Em primeiro lugar, com muito respeito e humildade que é o nosso proceder, agradecemos a confiança pelo convite e a calorosa recepção que tivemos de todas e todos os participantes do encontro. Estamos ainda engatinhando nessa ferramenta que é a blogosfera, a qual acreditamos ser bastante importante para os movimentos sociais e para as comunidades pobres de todo o país. Com ela, já conseguimos romper uma série de barreiras que sempre nos foram colocadas pelos poderosos e pelos detentores do monopólio da comunicação, esta minoria rica e geralmente branca que sempre bloqueou as nossas falas e as nossas idéias de circularem na esfera pública. Porém, há muito o quê avançar...
Nosso cotidiano, que é o cotidiano da maioria da população, é marcado pelo massacre que o capitalismo sempre fez contra nós: desde as senzalas onde nossos irmãos negros, negras e indígenas eram explorados até a morte; até os tempos modernos, quando a chibata se transformou na ditadura do dinheiro e na farda da polícia. Sempre nos foram renegados todos os direitos fundamentais que qualquer ser humano deveria ter assegurado: a começar pelo direito à vida, o direito de ir e vir, o direito à saúde, à moradia, à educação, à cultura e à comunicação livre.

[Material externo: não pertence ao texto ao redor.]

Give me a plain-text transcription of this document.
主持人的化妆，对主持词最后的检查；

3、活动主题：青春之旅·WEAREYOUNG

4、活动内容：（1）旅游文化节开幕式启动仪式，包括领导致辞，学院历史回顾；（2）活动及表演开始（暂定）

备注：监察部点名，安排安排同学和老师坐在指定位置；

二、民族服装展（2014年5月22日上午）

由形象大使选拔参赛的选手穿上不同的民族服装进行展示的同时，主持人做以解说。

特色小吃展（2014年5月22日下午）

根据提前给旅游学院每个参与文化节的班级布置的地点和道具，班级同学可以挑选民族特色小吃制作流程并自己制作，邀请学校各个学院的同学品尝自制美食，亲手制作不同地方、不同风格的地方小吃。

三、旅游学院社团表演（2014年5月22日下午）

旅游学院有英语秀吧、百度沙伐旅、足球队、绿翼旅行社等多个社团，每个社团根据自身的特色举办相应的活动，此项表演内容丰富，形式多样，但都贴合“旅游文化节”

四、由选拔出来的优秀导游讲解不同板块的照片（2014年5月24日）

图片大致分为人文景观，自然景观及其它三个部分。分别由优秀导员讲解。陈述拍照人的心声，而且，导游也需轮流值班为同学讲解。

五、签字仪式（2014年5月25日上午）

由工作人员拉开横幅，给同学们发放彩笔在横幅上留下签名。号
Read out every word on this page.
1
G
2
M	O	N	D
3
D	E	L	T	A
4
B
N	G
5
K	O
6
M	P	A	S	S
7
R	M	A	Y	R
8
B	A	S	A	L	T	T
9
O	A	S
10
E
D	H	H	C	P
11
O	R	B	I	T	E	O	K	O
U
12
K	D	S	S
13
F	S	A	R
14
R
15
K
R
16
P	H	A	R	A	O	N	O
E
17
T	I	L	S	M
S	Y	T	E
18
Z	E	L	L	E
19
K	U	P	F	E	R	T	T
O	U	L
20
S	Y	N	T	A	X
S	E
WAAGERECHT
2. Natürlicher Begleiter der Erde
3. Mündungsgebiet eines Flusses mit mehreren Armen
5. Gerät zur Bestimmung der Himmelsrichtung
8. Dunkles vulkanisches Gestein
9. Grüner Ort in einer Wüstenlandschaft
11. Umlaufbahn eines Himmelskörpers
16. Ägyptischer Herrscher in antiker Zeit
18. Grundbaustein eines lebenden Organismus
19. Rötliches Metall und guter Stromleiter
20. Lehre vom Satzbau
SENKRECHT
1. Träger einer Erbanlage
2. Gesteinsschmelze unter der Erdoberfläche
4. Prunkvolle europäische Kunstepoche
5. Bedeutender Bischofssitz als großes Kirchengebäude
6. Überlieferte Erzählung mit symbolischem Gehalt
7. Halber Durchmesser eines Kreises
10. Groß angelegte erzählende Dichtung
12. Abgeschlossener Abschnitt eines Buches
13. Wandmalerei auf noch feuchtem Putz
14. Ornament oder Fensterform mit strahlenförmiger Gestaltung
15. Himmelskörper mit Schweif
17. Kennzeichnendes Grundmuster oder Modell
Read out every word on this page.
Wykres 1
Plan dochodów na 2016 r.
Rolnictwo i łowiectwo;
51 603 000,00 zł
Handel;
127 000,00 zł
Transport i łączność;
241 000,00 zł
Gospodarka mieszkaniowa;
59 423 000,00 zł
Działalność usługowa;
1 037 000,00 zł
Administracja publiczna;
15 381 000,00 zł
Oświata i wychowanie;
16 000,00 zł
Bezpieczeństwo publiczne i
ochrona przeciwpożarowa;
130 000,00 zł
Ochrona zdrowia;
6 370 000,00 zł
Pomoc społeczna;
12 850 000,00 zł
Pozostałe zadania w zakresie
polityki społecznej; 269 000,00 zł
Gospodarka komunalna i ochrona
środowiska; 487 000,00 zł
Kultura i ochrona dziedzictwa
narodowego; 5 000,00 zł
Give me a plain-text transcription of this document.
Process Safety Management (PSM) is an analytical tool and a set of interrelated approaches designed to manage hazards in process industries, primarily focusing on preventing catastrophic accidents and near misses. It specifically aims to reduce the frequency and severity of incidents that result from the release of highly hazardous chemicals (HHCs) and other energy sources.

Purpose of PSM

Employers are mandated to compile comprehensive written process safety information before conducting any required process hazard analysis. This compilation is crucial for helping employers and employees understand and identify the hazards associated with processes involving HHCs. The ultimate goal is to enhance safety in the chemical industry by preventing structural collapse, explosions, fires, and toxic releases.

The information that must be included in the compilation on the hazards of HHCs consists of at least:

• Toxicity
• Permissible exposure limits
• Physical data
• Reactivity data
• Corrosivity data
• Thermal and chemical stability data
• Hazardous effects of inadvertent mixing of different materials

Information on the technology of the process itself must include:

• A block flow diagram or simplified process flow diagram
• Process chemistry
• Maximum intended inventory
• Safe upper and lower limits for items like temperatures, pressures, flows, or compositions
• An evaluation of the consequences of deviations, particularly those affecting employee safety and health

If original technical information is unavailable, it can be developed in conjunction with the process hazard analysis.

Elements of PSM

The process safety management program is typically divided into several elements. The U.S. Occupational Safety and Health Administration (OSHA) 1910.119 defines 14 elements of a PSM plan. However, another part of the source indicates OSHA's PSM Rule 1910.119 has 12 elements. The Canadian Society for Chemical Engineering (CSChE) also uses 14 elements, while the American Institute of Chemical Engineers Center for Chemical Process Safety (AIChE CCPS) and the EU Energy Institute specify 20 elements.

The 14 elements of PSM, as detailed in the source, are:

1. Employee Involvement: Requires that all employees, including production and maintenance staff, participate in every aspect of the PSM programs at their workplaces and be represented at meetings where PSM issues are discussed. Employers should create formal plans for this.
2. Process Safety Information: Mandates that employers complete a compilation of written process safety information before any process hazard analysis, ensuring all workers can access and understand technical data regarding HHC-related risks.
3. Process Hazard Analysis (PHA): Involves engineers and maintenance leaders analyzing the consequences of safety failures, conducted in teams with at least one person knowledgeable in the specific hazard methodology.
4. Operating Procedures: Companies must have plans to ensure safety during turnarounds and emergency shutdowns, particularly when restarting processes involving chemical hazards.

Nós lutamos por igualdade de oportunidades, por justiça e, sobretudo, pelo direito de pensar e viver em liberdade. Sabemos que a democracia que nós vivemos é uma verdadeira farsa, e nós apenas exigimos que ela seja ralizada plenamente.
Sabemos que temos um longo caminho para construir todas as transformações que o povo pobre e negro das periferias tanto precisam. Mesmo na blogosfera, há muito o quê se avançar no sentido de garantir o pleno acesso à internet e a todas as ferramentas que ela possibilita, visando fortalecer verdadeiros canais de comunicação da periferia com a sociedade como um todo, no país e no mundo. Sem o poder de voz, de ação e de decisão da maioria, não haverá nunca uma transformação igualitária e justa, inspirada pela liberdade.
Como propostas imediatas, três das nossas principais bandeiras em relação à blogosfera são:
- Acesso: A garantia do acesso gratuito à internet e à banda larga para toda a população brasileira, principalmente a população pobre.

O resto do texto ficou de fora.